Title: Constructing a Chinese-Vietnamese bilingual corpus from subtitle websites
Authors: Phuc-Nghi Nguyen; Phuoc Tran
Addresses: Natural Language Processing and Knowledge Discovery Laboratory, Faculty of Information Technology, Ton Duc Thang University, Ho Chi Minh City, Vietnam ' Natural Language Processing and Knowledge Discovery Laboratory, Faculty of Information Technology, Ton Duc Thang University, Ho Chi Minh City, Vietnam
Abstract: In this work, we introduce a method of constructing a Chinese-Vietnamese bilingual corpus on subtitle resources. The corpus construction process involved careful curation and preprocessing of the chosen subtitle data to ensure its suitability for training and evaluating machine translation models. We applied rigorous quality control measures to enhance the reliability and relevance of the collected corpus by systematically eliminating entries that did not meet a predetermined level of correctness. We use the two robust neural machine translation models to experiment on the collected corpus. The experimental results show that the highest BLEU score of the collected corpus is 22.0, much higher than the OpenSubtitles 2016 corpus - one of the most popular subtitle corpus today.

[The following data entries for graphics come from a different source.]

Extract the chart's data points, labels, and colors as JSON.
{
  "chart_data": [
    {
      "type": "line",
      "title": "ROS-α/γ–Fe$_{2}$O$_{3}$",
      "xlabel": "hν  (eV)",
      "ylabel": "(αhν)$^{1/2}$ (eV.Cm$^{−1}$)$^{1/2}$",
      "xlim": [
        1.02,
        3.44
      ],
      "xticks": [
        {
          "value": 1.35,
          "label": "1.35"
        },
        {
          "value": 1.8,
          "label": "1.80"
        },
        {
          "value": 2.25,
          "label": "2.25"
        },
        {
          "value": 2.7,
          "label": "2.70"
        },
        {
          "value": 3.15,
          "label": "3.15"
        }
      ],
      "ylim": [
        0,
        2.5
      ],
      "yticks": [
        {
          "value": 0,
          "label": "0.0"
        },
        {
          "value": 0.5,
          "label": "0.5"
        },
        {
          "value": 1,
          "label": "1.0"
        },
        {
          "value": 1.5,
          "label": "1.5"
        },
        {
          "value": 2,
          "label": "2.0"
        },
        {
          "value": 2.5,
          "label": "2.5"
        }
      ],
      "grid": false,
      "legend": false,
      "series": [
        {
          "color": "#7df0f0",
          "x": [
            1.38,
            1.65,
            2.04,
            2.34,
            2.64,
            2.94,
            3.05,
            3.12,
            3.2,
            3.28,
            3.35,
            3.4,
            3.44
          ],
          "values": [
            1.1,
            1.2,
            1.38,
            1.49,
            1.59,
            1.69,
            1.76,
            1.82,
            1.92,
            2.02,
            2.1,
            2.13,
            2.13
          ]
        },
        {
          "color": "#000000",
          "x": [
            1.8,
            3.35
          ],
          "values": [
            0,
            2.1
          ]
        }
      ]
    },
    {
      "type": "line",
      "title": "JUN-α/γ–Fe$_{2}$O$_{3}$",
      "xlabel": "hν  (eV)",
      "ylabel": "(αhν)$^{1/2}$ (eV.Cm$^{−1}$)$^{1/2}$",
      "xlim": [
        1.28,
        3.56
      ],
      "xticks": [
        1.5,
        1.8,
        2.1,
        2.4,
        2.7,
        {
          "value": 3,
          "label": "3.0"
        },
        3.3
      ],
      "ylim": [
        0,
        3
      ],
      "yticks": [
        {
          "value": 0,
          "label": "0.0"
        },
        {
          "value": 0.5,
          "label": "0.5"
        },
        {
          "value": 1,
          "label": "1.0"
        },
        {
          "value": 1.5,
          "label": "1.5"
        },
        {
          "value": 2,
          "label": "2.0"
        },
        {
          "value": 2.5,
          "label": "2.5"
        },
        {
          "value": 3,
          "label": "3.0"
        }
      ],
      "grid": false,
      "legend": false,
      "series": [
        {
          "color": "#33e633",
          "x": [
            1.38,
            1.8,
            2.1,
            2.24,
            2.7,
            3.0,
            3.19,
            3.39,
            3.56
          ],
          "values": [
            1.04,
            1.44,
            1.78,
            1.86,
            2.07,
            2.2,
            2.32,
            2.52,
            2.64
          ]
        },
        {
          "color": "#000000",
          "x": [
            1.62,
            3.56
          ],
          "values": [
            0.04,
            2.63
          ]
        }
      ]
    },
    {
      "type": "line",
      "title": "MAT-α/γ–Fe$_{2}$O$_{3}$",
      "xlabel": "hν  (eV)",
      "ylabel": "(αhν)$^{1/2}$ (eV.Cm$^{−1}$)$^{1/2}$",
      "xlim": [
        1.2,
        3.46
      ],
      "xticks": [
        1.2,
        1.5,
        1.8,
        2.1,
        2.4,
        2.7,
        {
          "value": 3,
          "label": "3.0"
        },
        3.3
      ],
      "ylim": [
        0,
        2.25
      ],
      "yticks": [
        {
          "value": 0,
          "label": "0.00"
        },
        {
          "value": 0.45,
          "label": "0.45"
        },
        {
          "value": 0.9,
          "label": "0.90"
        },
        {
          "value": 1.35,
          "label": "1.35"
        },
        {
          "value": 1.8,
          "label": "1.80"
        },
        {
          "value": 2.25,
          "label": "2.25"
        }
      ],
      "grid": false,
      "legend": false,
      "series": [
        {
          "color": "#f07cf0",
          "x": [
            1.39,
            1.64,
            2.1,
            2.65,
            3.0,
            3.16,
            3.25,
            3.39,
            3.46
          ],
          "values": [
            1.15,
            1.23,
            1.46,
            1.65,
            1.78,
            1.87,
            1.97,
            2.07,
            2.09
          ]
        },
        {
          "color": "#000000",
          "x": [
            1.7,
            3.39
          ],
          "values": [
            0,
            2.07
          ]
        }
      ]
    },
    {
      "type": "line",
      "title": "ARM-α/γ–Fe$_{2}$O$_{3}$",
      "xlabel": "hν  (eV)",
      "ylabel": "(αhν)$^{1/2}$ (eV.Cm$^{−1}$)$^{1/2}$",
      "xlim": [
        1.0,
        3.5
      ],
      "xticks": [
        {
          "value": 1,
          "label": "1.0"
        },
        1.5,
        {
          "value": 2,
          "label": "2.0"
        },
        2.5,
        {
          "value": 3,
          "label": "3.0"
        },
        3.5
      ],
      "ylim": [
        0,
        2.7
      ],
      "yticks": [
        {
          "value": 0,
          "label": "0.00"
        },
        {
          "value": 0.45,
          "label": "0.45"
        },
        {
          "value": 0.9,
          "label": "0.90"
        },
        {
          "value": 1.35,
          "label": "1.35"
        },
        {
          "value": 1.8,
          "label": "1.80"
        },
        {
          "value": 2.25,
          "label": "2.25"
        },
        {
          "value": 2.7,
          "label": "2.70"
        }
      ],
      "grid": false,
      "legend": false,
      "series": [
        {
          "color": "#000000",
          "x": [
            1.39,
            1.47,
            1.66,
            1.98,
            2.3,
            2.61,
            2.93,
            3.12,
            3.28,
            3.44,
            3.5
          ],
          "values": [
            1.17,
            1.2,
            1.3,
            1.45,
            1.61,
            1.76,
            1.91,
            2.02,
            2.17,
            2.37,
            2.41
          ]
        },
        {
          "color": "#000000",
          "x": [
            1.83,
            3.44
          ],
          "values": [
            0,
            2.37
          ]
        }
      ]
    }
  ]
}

By curating a specialised corpus, we aim to contribute valuable resources to the field of machine translation, fostering advancements in the understanding and improvement of translation quality between Chinese and Vietnamese.
Keywords: Chinese-Vietnamese bilingual corpus; machine translation; Netflix.
DOI: 10.1504/IJIIDS.2024.141748
International Journal of Intelligent Information and Database Systems, 2024 Vol.16 No.4, pp.385 - 408
Received: 13 Jun 2023
Accepted: 29 Jan 2024
Published online: 01 Oct 2024 *